Taylor’s ideas were incredibly influential, and in time, companies across the US adopted them. So, from governments to corporations, the bureaucratic model of formal organizations has taken hold to be a regular part of modern life. But in addition to the problems that bureaucracy can cause, American formal organizations in particular have faced many challenges over the last century, due to changes in what's called the organizational environment.

Simply put, that’s just the environment in which organizations exist and operate. The organizational environment includes things like technology, political and economic trends, and population patterns. And in the US, one the main challenges that formal organizations have faced is the growing recognition that many of them were either racist or sexist or both.

Following the civil rights and feminist movements in the 1960s and 70s, hiring practices that excluded people who weren't white men came under increasing fire. While excluding job candidates on the basis of race or gender might seem to go against Weber's idea of technical competence, it's important to understand that that's not how those doing the hiring saw it. Often, they believed that those who were excluded were simply incapable of doing the work.

Until they were forced to do otherwise by changes in the organizational environment, many were quite happy to go on excluding large swaths of their talent pools. More recently, another challenge has come in the form of big economic shifts, and the changing nature of work itself. As the US transitions from an industrial to postindustrial economy, there are fewer manufacturing jobs, and more jobs based around creating and processing information.

Frederik Taylor’s vision of work – as a series of discrete, rote tasks – might have been a good way to improve assembly lines. But applying it to things like programming, design, or marketing just hasn’t worked. As a result, we’ve seen a lot of important changes in the organizations that house these of newer kinds jobs: Workers have more creative freedom, and more flexibility around when and where they work, and organizational hierarchies have flattened.

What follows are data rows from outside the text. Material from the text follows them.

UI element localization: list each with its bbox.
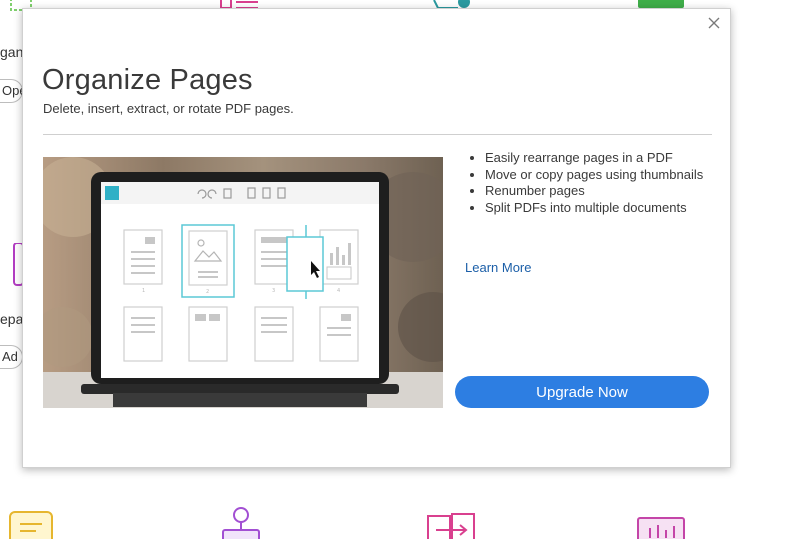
- measure-tool-icon: [637, 517, 685, 539]
- hero-page-number-3: 3: [272, 288, 275, 294]
- title-divider: [43, 134, 712, 135]
- bg-add-button-label: Ad: [2, 349, 18, 364]
- comment-tool-icon: [9, 511, 53, 539]
- feature-item: Renumber pages: [485, 183, 735, 200]
- bg-tool-label-2: epa: [0, 311, 24, 327]
- dialog-title: Organize Pages: [42, 64, 253, 96]
- organize-pages-dialog: Organize Pages Delete, insert, extract, …: [22, 8, 731, 468]
- bg-open-button[interactable]: Ope: [0, 79, 27, 103]
- bg-tool-label-1: gan: [0, 44, 24, 60]
- close-icon[interactable]: [706, 15, 722, 31]
- feature-item: Easily rearrange pages in a PDF: [485, 150, 735, 167]
- dialog-subtitle: Delete, insert, extract, or rotate PDF p…: [43, 101, 294, 116]
- hero-page-number-1: 1: [142, 288, 145, 294]
- feature-item: Move or copy pages using thumbnails: [485, 167, 735, 184]
- bg-add-button[interactable]: Ad: [0, 345, 23, 369]
- compare-tool-icon: [427, 513, 475, 539]
- hero-illustration: 1 2 3 4: [43, 157, 443, 408]
- laptop-illustration: 1 2 3 4: [43, 157, 443, 408]
- upgrade-now-button[interactable]: Upgrade Now: [455, 376, 709, 408]
- stamp-tool-icon: [222, 507, 260, 539]
- learn-more-link[interactable]: Learn More: [465, 260, 531, 275]
- hero-page-number-4: 4: [337, 288, 340, 294]
- feature-item: Split PDFs into multiple documents: [485, 200, 735, 217]
- feature-list: Easily rearrange pages in a PDF Move or …: [465, 150, 735, 216]
- hero-page-number-2: 2: [206, 289, 209, 295]
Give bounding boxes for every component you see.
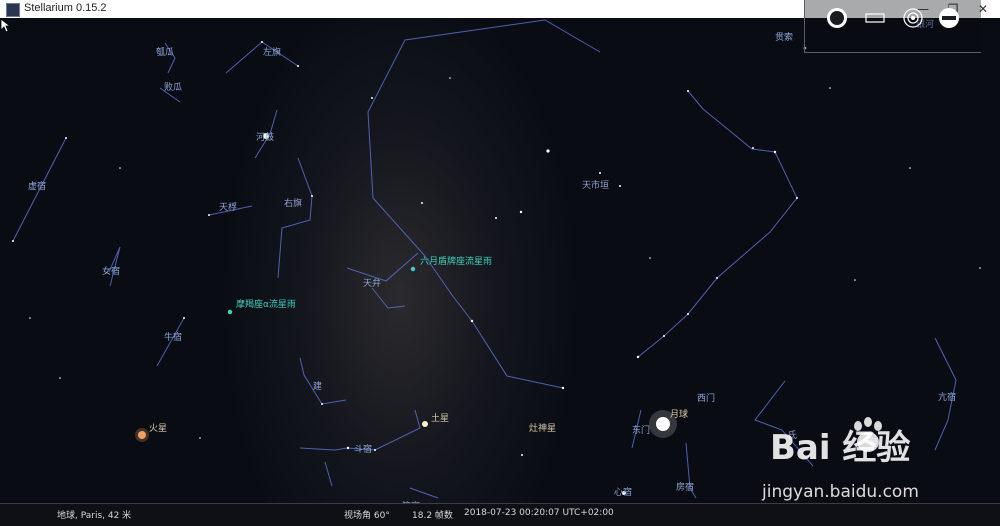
status-location[interactable]: 地球, Paris, 42 米 <box>57 508 131 521</box>
cardinal-icon[interactable] <box>937 6 961 30</box>
label-moon[interactable]: 月球 <box>670 407 688 420</box>
label-tianbian[interactable]: 天弁 <box>363 276 381 289</box>
label-niuxiu[interactable]: 牛宿 <box>164 330 182 343</box>
label-nvxiu[interactable]: 女宿 <box>102 264 120 277</box>
moon-dot[interactable] <box>656 417 670 431</box>
mouse-cursor-icon <box>0 18 12 33</box>
label-zuoqi[interactable]: 左旗 <box>263 45 281 58</box>
label-guansuo[interactable]: 贯索 <box>775 30 793 43</box>
label-ximen[interactable]: 西门 <box>697 391 715 404</box>
stellarium-app-icon <box>6 3 20 17</box>
label-dongmen[interactable]: 东门 <box>632 423 650 436</box>
paw-icon <box>854 417 882 452</box>
label-mars[interactable]: 火星 <box>149 421 167 434</box>
label-june-scutids[interactable]: 六月盾牌座流星雨 <box>420 254 492 267</box>
label-alpha-capricornids[interactable]: 摩羯座α流星雨 <box>236 297 296 310</box>
status-fps: 18.2 帧数 <box>412 511 453 521</box>
baidu-watermark: Bai 经验 jingyan.baidu.com <box>762 417 992 510</box>
label-fangxiu[interactable]: 房宿 <box>676 480 694 493</box>
disk-icon[interactable] <box>825 6 849 30</box>
label-tianfu[interactable]: 天桴 <box>219 200 237 213</box>
label-vesta[interactable]: 灶神星 <box>529 421 556 434</box>
label-jian[interactable]: 建 <box>313 379 322 392</box>
status-fov: 视场角 60° <box>344 511 390 521</box>
label-xinxiu[interactable]: 心宿 <box>614 485 632 498</box>
label-xuxiu[interactable]: 虚宿 <box>28 179 46 192</box>
label-tianshiyuan[interactable]: 天市垣 <box>582 178 609 191</box>
meteor-radiant-scutids[interactable] <box>410 266 416 272</box>
saturn-dot[interactable] <box>422 421 428 427</box>
label-youqi[interactable]: 右旗 <box>284 196 302 209</box>
window-title: Stellarium 0.15.2 <box>24 2 107 14</box>
watermark-logo: Bai 经验 <box>770 428 911 468</box>
label-baigua[interactable]: 败瓜 <box>164 80 182 93</box>
atmosphere-icon[interactable] <box>901 6 925 30</box>
meteor-radiant-capricornids[interactable] <box>227 309 233 315</box>
label-douxiu[interactable]: 斗宿 <box>354 442 372 455</box>
label-hegu[interactable]: 河鼓 <box>256 130 274 143</box>
label-kangxiu[interactable]: 亢宿 <box>938 390 956 403</box>
view-toolbar <box>804 0 981 53</box>
status-datetime[interactable]: 2018-07-23 00:20:07 UTC+02:00 <box>464 508 614 518</box>
label-huagua[interactable]: 瓠瓜 <box>156 45 174 58</box>
watermark-url: jingyan.baidu.com <box>762 482 919 502</box>
ground-icon[interactable] <box>863 6 887 30</box>
label-saturn[interactable]: 土星 <box>431 411 449 424</box>
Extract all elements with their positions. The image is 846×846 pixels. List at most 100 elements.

Compared to old style bureaucracies, average employees in the information industry have a much more direct connection to their leadership. But not everything has changed in the American workplace. While big changes have taken place in high-skill jobs that require creative work, lower-skilled jobs, which are now mostly in the service sector, are just as amenable to Taylor's scientific management as ever.

And rationalization is alive and well in many other aspects of society, too. If anything, it continues to spread. Sociologist George Ritzer has called this the McDonaldization of Society: the process by which the principles of the fast food restaurant have come to dominate the whole of society.

Few things, after all, are more hyper-rational than fast food. The whole industry is based on the principles of efficiency, predictability, uniformity, and control. The point of fast food is that you get your food quickly, and just as you expect it.

And that’s because the way the food is made is precisely controlled. And Ritzer argues that these principles are having an growing impact in our society at large. In education, for instance, we see more emphasis on standardized tests and tightly controlled curricula that run students through the system in 4 years flat.

All of this brings us to what Ritzer calls the irrationality of rationality. As we saw with bureaucratic ritualism and alienation, rational systems are often unreasonable, impersonal. The reliance on rules and procedures can leave no room for independent judgment, basically denying people their status as independent thinking beings.

So, rational formal organizations are a necessary part of our world. They’re how goods from all over the world end up on shelves here in Montana. But they're also a part of modern life that deserves our close attention.

Today we learned about formal organizations. We talked about the historical process of rationalization and its impact on organizations in the form of bureaucracy. We discussed how organizations change in response to their organizational environment.  Finally, we talked about the negative consequences of rationalization in organizations.